El debate que abre la propuesta del presidente puede servir para fijar los criterios que una sociedad convencida de los derechos de las mujeres considera innegociables en razón de su misma decencia democrática, sin ínfulas moralizantes ni puritanismos censores. La inmensa mayoría de la sociedad española probablemente comparte la repulsa al proxeneta que negocia con carne humana, de la misma manera que el cliente de clubes de alterne, pisos y macroprostíbulos diseminados por toda la geografía española resulta incompatible con los estándares civiles democráticos. El cliente puede ignorar el horror que hay detrás de la vida de las mujeres a las que visita, pero eso no le exime de nutrir una industria de explotación infrahumana. Si ellas no tienen alternativa alguna, el cierre por ley de esos locales expone a las mujeres a una nueva vulnerabilidad o a ser recolocadas en redes de prostitución de otros países.

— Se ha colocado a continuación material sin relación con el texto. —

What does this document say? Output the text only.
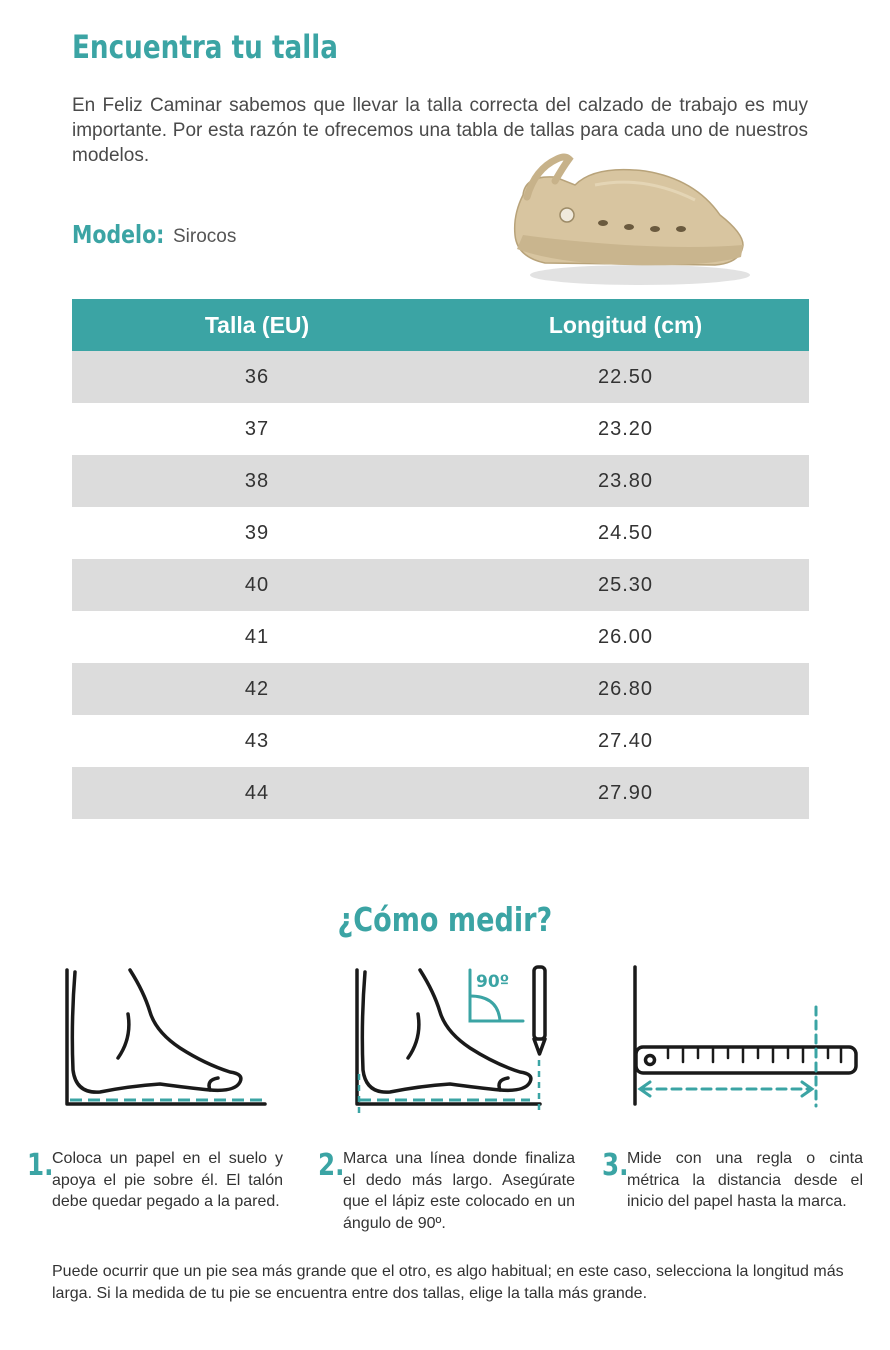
Encuentra tu talla

En Feliz Caminar sabemos que llevar la talla correcta del calzado de trabajo es muy importante. Por esta razón te ofrecemos una tabla de tallas para cada uno de nuestros modelos.

Modelo: Sirocos
Talla (EU)	Longitud (cm)
36	22.50
37	23.20
38	23.80
39	24.50
40	25.30
41	26.00
42	26.80
43	27.40
44	27.90
¿Cómo medir?
90º
1.

Coloca un papel en el suelo y apoya el pie sobre él. El talón debe quedar pegado a la pared.

2.

Marca una línea donde finaliza el dedo más largo. Asegúrate que el lápiz este colocado en un ángulo de 90º.

3.

Mide con una regla o cinta métrica la distancia desde el inicio del papel hasta la marca.

Puede ocurrir que un pie sea más grande que el otro, es algo habitual; en este caso, selecciona la longitud más larga. Si la medida de tu pie se encuentra entre dos tallas, elige la talla más grande.
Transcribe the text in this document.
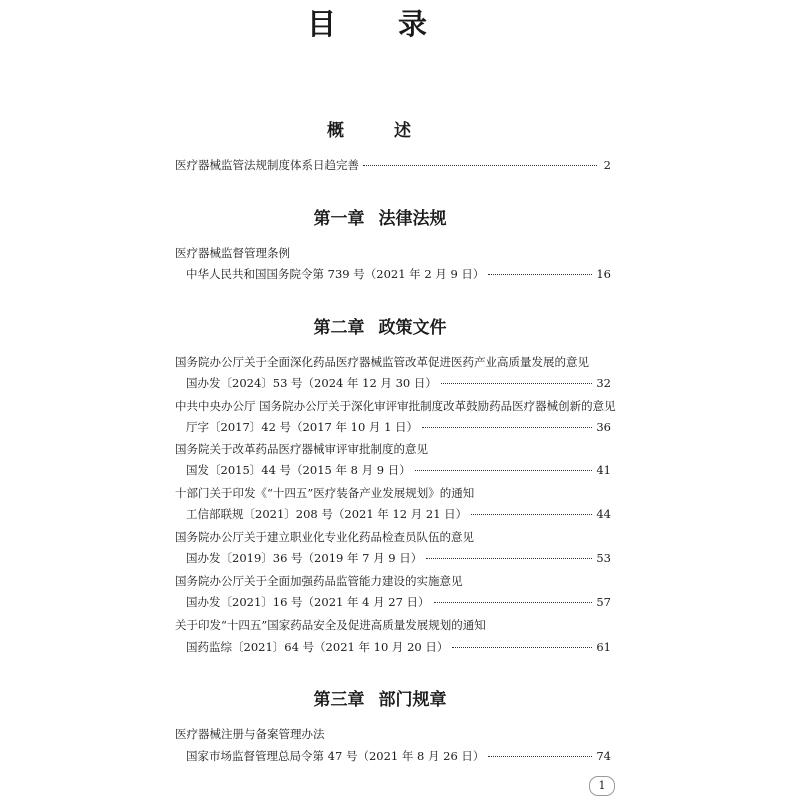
目 录
概 述
医疗器械监管法规制度体系日趋完善	2
第一章 法律法规
医疗器械监督管理条例
中华人民共和国国务院令第 739 号（2021 年 2 月 9 日）	16
第二章 政策文件
国务院办公厅关于全面深化药品医疗器械监管改革促进医药产业高质量发展的意见
国办发〔2024〕53 号（2024 年 12 月 30 日）	32
中共中央办公厅 国务院办公厅关于深化审评审批制度改革鼓励药品医疗器械创新的意见
厅字〔2017〕42 号（2017 年 10 月 1 日）	36
国务院关于改革药品医疗器械审评审批制度的意见
国发〔2015〕44 号（2015 年 8 月 9 日）	41
十部门关于印发《“十四五”医疗装备产业发展规划》的通知
工信部联规〔2021〕208 号（2021 年 12 月 21 日）	44
国务院办公厅关于建立职业化专业化药品检查员队伍的意见
国办发〔2019〕36 号（2019 年 7 月 9 日）	53
国务院办公厅关于全面加强药品监管能力建设的实施意见
国办发〔2021〕16 号（2021 年 4 月 27 日）	57
关于印发“十四五”国家药品安全及促进高质量发展规划的通知
国药监综〔2021〕64 号（2021 年 10 月 20 日）	61
第三章 部门规章
医疗器械注册与备案管理办法
国家市场监督管理总局令第 47 号（2021 年 8 月 26 日）	74
1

Ese mínimo común puede llegar a partir de las distintas posiciones actuales (desde el abolicionismo a la regulación). El modelo intermedio finlandés combina regulación y abolición con el fin de penalizar al cliente solo cuando comercia con mujeres víctimas de trata, mientras que la opción abolicionista, con Suecia y Francia como sus exponentes más destacados, no penaliza a las mujeres y ofrece vías de inserción a las prostitutas, pero persigue y castiga tanto al proxeneta como al cliente, y este es el modelo que votó el PSOE en su 39º Congreso Federal y ratificado ahora, tras haber prometido legislar en 2018 contra la trata de personas y la explotación sexual. El muy minoritario porcentaje de mujeres que ejercen la prostitución por voluntad propia, si cabe usar la expresión en algún sentido aceptable, aduce que esa solución las obliga a la clandestinidad porque penaliza a sus clientes. En cualquier caso, el debate veraz y abierto habrá de determinar cómo perseguir con eficacia a las redes mafiosas, si castigar al cliente de cualquier tipo de prostitución, y qué salida vital y laboral se les da a las mujeres cuando se consigue romper la cadena. Lo que no puede hacer es seguir fingiendo que el problema no existe. Modificar hábitos y educar en una sexualidad que evite la monetarización de la mujer son loables objetivos, pero mientras tanto decenas de miles de mujeres viven desprovistas de la menor protección: son ellas las que tienen auténtica prisa.